There was little more, in fact, than the rushes of one interview with the investigation's 'star' witness/victim, Karin Ward, and a clutch of telephone conversations with other women apparently echoing her allegations.
One was with
'Fiona' who went on to give evidence to the ITV expose.
'Fiona' claimed to have a letter from Surrey police setting out how they’d decided not to pursue her allegations against Savile because of his age and frailty. It would have been crucial corroboration but, in spite of several requests, she failed ever to produce it to the
Newsnight team.
The Mail on Sunday has now reported evidence that the letter is a "fake".

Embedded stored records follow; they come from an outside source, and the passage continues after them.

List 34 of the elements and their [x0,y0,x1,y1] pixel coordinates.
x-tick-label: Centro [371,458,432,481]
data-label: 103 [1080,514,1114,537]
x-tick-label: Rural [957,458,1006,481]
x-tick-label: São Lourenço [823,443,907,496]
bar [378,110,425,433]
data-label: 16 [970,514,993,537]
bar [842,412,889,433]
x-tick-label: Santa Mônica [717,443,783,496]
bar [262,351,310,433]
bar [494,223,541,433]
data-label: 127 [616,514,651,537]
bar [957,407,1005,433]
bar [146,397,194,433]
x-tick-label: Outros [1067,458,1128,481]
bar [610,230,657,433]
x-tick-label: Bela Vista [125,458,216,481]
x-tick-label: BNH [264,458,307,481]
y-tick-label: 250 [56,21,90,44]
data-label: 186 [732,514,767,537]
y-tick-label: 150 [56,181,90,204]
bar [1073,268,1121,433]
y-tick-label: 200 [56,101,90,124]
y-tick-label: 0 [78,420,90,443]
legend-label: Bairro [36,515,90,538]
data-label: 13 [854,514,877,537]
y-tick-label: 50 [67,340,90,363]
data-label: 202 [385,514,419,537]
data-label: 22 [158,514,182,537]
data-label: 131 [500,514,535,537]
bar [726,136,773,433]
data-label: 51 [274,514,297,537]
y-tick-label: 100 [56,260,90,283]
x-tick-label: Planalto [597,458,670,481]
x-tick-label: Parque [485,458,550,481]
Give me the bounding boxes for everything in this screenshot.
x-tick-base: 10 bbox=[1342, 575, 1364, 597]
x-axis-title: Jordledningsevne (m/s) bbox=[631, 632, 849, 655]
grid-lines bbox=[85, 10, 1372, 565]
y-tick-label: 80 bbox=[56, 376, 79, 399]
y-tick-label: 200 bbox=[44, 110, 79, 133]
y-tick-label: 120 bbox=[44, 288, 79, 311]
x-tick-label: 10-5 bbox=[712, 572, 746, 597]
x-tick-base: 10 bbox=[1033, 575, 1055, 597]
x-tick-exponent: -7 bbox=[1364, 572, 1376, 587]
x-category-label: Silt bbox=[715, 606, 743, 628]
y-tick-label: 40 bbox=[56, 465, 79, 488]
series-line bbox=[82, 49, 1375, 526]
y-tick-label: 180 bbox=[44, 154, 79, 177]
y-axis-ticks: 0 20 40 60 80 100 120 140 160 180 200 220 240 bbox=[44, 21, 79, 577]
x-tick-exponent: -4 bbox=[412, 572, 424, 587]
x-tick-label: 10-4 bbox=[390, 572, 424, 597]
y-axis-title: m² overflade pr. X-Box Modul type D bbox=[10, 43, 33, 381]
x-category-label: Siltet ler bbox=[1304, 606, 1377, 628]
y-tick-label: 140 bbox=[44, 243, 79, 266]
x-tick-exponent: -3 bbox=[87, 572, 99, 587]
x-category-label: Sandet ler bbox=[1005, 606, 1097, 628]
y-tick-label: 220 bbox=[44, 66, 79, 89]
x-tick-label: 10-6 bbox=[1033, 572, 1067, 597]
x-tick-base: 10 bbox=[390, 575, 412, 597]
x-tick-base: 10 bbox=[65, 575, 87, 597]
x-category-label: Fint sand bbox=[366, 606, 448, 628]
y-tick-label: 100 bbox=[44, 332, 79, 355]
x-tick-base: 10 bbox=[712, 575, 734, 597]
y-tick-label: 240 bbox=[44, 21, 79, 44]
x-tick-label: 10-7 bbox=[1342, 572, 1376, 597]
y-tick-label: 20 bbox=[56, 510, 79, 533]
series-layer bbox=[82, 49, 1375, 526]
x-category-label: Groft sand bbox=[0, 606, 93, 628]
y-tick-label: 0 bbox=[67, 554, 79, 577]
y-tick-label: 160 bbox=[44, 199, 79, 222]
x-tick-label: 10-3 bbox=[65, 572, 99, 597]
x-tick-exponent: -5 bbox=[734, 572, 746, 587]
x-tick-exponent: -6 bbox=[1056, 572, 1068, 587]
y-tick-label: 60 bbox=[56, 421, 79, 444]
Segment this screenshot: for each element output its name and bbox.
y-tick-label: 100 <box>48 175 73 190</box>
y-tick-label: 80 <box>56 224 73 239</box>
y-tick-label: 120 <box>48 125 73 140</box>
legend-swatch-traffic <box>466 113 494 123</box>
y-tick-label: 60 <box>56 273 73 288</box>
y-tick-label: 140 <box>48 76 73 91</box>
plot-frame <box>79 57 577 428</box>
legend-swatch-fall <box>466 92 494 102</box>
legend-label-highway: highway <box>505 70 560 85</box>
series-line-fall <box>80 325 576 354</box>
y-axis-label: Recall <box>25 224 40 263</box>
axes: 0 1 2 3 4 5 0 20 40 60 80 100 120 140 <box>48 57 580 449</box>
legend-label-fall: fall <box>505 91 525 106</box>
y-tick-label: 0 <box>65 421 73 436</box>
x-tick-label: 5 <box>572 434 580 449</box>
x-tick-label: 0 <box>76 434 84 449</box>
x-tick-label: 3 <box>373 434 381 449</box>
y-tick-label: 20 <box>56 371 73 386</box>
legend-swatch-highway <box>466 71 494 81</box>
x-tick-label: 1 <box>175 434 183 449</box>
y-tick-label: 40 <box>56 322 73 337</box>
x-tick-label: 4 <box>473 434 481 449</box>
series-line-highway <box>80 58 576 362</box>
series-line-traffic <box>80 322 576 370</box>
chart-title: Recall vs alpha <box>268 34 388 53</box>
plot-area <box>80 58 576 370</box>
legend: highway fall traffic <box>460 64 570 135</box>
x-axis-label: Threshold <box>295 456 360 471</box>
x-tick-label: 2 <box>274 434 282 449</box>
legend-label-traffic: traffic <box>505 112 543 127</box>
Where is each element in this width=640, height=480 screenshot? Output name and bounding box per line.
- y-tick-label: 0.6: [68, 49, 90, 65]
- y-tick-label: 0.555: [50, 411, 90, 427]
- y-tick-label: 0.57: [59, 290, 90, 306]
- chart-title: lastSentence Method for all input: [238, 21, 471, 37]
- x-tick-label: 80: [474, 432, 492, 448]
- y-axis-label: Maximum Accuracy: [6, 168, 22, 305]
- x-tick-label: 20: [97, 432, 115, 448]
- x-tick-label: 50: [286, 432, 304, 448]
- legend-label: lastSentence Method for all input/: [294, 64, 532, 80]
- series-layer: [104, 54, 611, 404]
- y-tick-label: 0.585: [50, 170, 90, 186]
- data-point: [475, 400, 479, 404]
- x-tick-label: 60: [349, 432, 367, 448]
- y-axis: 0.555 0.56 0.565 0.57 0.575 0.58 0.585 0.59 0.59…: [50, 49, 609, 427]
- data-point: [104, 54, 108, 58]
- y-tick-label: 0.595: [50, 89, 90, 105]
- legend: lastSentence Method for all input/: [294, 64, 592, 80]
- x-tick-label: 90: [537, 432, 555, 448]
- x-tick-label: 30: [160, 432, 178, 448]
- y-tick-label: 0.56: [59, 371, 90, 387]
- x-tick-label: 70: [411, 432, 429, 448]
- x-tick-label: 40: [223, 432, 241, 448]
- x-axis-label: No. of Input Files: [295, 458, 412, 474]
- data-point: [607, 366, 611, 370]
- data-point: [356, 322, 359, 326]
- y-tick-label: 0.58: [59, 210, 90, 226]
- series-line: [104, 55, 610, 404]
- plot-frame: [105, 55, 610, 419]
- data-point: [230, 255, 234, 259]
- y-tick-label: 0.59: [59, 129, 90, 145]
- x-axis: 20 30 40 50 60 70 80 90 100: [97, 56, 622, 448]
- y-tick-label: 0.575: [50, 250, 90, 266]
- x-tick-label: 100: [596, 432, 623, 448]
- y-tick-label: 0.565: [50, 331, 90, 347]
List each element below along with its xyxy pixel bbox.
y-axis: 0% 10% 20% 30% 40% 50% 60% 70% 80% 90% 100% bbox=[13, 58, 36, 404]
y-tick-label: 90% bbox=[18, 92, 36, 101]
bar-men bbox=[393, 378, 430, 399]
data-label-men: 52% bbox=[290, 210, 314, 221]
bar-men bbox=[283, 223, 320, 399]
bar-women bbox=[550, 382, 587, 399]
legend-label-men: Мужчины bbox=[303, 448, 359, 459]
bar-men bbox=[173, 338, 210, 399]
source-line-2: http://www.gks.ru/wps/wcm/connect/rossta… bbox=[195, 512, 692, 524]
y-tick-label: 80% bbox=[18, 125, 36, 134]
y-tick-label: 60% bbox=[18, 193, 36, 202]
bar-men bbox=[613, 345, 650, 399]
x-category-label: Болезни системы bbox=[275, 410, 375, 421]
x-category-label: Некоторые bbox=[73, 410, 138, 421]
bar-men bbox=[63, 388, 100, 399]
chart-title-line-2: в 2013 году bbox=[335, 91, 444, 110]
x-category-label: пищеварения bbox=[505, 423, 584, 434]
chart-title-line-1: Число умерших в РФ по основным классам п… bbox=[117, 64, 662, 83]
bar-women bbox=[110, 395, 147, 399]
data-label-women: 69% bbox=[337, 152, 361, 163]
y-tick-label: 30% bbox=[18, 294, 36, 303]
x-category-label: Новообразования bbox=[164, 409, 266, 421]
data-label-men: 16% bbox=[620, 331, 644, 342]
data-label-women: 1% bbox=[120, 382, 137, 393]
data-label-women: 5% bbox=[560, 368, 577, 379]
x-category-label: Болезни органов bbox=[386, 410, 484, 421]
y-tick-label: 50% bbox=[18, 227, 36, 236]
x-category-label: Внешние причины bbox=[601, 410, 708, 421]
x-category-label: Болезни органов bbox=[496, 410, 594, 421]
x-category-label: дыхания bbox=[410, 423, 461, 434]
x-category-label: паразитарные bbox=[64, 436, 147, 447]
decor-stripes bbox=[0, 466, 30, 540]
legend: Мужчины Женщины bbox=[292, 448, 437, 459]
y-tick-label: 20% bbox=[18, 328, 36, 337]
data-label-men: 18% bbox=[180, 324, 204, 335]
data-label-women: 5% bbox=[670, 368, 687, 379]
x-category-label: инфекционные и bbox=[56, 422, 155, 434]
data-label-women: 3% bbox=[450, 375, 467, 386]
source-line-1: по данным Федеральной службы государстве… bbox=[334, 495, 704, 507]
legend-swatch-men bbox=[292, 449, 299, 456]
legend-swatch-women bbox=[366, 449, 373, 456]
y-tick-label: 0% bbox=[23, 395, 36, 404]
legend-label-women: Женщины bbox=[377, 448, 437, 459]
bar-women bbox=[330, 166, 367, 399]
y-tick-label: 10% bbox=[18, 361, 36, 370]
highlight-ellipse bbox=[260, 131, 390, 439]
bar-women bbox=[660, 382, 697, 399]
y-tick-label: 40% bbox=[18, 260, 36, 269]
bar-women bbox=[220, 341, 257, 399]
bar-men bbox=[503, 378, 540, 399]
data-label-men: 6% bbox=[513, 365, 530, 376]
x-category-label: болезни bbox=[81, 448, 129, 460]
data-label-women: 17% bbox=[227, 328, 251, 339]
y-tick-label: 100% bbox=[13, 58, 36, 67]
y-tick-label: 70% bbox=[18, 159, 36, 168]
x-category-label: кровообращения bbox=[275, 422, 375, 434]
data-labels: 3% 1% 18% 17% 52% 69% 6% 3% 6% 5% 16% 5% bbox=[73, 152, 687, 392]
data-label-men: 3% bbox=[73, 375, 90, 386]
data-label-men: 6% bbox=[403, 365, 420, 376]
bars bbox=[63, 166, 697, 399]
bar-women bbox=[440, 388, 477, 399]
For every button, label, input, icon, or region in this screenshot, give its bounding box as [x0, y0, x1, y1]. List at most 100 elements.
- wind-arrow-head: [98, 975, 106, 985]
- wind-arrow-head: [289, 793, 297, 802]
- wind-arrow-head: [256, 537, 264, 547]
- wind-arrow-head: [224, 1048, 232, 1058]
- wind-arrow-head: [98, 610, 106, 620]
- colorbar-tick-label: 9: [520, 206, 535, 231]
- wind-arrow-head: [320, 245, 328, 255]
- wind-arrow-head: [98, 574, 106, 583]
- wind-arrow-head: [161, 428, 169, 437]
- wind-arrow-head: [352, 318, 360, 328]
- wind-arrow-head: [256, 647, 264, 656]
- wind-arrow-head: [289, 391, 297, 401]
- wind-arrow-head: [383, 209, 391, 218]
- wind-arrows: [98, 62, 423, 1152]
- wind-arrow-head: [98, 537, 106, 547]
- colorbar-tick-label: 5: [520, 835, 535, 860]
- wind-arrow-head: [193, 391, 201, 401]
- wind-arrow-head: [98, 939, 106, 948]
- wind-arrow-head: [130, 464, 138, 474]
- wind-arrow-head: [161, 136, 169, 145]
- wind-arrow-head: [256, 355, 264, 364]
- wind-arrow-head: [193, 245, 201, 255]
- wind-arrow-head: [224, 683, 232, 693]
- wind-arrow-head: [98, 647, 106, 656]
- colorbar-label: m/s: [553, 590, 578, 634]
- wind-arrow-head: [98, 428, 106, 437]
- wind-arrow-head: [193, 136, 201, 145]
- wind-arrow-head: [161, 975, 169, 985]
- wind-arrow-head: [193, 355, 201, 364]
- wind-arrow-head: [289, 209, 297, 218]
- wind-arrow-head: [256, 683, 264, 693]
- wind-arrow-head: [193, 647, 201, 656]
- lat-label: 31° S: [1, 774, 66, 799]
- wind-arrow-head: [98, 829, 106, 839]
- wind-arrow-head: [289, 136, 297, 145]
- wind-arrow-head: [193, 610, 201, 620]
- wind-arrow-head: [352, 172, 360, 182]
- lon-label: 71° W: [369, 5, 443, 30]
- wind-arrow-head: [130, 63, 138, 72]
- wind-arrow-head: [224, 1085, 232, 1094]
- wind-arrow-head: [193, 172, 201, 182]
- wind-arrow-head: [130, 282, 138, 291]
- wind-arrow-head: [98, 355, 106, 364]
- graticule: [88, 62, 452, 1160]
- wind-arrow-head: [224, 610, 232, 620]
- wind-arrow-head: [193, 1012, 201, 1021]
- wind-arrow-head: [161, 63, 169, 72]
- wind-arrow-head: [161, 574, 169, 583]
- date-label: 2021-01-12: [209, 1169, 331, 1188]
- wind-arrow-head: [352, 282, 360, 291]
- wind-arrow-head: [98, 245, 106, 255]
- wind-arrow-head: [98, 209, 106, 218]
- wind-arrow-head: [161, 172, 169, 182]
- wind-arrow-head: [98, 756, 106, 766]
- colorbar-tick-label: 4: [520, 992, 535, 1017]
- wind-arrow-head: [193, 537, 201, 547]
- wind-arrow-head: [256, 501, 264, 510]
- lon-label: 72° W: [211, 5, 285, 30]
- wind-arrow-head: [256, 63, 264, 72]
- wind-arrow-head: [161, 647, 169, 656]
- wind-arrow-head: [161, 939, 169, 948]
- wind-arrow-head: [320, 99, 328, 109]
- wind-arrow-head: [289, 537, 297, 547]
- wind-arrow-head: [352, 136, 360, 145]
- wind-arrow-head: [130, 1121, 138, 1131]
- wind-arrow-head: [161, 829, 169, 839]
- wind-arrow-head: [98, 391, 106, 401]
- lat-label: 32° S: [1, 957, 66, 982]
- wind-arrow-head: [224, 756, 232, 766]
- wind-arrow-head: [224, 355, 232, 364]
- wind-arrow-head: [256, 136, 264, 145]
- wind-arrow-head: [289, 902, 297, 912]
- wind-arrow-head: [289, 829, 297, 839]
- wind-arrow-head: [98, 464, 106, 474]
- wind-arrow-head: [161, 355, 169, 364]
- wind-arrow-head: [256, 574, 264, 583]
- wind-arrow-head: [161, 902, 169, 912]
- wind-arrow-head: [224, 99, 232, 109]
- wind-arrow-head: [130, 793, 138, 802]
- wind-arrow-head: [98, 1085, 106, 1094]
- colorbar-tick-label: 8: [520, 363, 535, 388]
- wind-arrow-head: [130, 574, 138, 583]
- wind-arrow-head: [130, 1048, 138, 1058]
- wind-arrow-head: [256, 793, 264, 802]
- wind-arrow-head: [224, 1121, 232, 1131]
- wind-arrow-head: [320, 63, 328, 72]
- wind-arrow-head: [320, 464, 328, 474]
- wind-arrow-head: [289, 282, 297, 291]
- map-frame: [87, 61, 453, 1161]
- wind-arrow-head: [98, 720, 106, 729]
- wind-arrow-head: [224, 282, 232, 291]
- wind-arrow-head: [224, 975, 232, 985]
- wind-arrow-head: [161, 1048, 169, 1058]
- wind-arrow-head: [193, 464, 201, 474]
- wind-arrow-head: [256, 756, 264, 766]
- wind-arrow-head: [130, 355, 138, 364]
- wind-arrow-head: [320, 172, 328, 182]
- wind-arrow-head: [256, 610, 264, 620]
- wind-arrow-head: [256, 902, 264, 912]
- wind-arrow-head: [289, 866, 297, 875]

There were other question marks, too, over the 'corroborating' testimony. How it had been gathered and whether the women's connections via a social networking site had had any influence on their testimony, serious and credible though it seemed to be.
Denials
But there was more.
When the programme put the allegation to the Crown Prosecution Service - that Surrey police had dropped their investigation because of Savile's age and frailty - they denied it point blank.
The CPS said that one of their lawyers had reviewed the Surrey police
investigation and advised them to take no further action because of “lack of
evidence”.
They told Newsnight that:
"As this is the
case, it would not be correct to say that his age and frailty was the reason
for no further action being taken."
There was nowhere for the investigation to go - certainly not in the time before the programme came off-air for its Christmas break.
But it was neither "pulled" nor "dropped". It was paused, shelved for sound editorial reasons and those alone. And without pressure, direct or subtle, from above.
Danger
The danger for the DG is that the Newsnight inquiry will establish exactly all of this ... and to the satisfaction of all but the most eye-swivelling.
Danger, too, that it will show exactly what Entwistle has insisted all along. That as Head of BBC Vision and responsible for the network planning to run the Savile tributes, he had only a vague awareness of the Newsnight inquiry. That he, quite understandably, kept at arms length from what was happening in another BBC division ... precisely to avoid allegations of interference.
That will turn the
Newsnight question on its head.
From ‘why did
Newsnight shelve its investigation?’ to ‘why didn’t the Head of
Vision shelve the tributes once he knew that a BBC programme – or indeed
any other part of the media – was finally investigating Savile?’
That's the real and present danger to the BBC and to its DG.
*Update: I'm grateful for a tip from Richard Fletcher, the editor of Telegraph.co.uk, pointing up an article in The Lawyer back in 2008 which reported that Savile began legal action against The Sun
after articles linking him with Haut de Garenne, the Jersey children's home.
According to The Lawyer, The Sun
carried a photograph of Savile allegedly visiting Haut de Garenne and followed it with "a series of articles. One asserted that Savile was unwilling to assist with the police investigation and another that he admitted having visited the home".
The Sun
also criticised Savile for being unprepared to “go some way to fixing it for the victims”.
I agree that this makes The Sun's
post-mortem tributes to Savile even more extraordinary.